NAIKEE’s rating indicates that it can borrow money at 24% for the loan of this type. PV of 1 for 4 periods
at 24% is 2.40.

Assume that substantial services amounting to 1,275,000 had already been rendered by CONVERSE
PRODUCTS. Indirect franchise cost paid amounted to 340,000.

7. Calculate the realized gross profit for 2018 assuming (1) collection of the note is reasonably
assured or (2) collection of the note is not reasonably assured:
a. (1) 6,885,000; (2) 4,050,000
b. (1) 7,225,000; (2) 3,026,000
c. (1) 11,225,000 (2) 4,250,000
d. (1) 4,725,000 (2) 2,883,600
8. WET, INC., charges an initial franchise fee of 90,000 broken down as follows:

Right to trade name, market area and proprietary know-how 40,000


Training Services 11,500
Equipment 38,500

Upon signing of the agreement, a payment of 40,000 is due. Thereafter, two annual payments of 30,000
are required. The credit rating of the franchisee is such that it would have to pay interest of 8% to
borrow money. The franchise agreement is signed on August 1, 2018 and the franchise commences
operation on November 1, 2018. Assume that the total training fees includes training services for the
period leading up to the franchise opening (5,500 value) and for 3 months following opening. The
journal entry on August 1, 2018 would include:
a. A credit to Unearned Service Revenue for 11,500
b. A credit to unearned Service Revenue for 6,000
c. A debit to Sales Revenue for 38,500
d. A debit to Unearned Franchise Revenue for 40,000
9. Franchise fee should be recognized
a. On the date the contract was signed
b. On the date the franchise is opened for business
c. On the date the franchise fee is paid to franchisor
d. When the performance obligation are satisfied

CONSIGNEMENT SALES
JESSIE J CORPORATION consigned 400 dresses to ANNE fashions at a suggested retail price of 500 each.
Jessie J paid freight charges of 2,000 on the shipment on consignment. Anne paid delivery charges of
2,100 for units sold, subject to subsequent settlement. Jessie and Anne agreed that any sales in excess
of the suggested retail price will accrue to the latter. Anne submitted an account sales on the sale of 215
dresses, 40% of which was sold at 580 each and the rest at 640 each, all these sales were paid in cash.
Jessie J cost is 375 each dress, before any deferred costs on consignment are taken into account.

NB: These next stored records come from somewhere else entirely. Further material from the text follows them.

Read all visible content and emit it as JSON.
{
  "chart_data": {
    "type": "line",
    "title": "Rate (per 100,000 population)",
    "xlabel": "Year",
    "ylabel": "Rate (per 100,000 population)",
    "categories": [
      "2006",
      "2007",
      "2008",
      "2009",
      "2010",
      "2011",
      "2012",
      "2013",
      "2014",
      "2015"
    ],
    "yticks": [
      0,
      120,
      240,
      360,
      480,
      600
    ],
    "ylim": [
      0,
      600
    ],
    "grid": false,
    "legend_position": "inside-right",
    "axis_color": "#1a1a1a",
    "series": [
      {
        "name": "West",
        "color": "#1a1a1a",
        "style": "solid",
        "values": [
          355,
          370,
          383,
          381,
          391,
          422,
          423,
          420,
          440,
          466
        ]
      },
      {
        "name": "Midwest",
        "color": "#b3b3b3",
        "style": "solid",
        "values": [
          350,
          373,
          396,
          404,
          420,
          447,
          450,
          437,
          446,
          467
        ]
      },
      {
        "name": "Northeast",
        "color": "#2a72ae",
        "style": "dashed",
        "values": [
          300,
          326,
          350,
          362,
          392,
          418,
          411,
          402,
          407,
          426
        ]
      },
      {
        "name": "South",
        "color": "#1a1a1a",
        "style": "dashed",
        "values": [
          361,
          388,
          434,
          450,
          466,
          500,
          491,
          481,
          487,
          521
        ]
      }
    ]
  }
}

1. How much should Anne remit to Jessie J for the aforementioned sales to customers?
a. 105,400 c. 107,500
b. 130,340 d. 132,440
2. How much is the commission earned by Anne from sales of consigned goods?
a. 13,226 c. 24,940
b. 49,800 d. 82,560
3. The cost of consigned goods to Jessie J for the units sold by Anne to customer was?
a. 81,700 c. 87,100
b. 100,654 d. 106,500

SGO CORP. consigned 10 one horsepower air conditioner units to DKI CORP. and paid 2,000 freight out.
Gross margin is 12.5% of sales. The consignee is allowed a commission of 5% on sales. DKI corp.
submitted an account sales on December 31, 2019 as follows:

Sales 72,000
Less: Advances to consignor 10,000
Selling Expenses 800
Delivery 1,200
Commission 3,600 15,600
Net Remittance 56,400

4. How much is the net profit or loss of SGO, corp. in the consignment?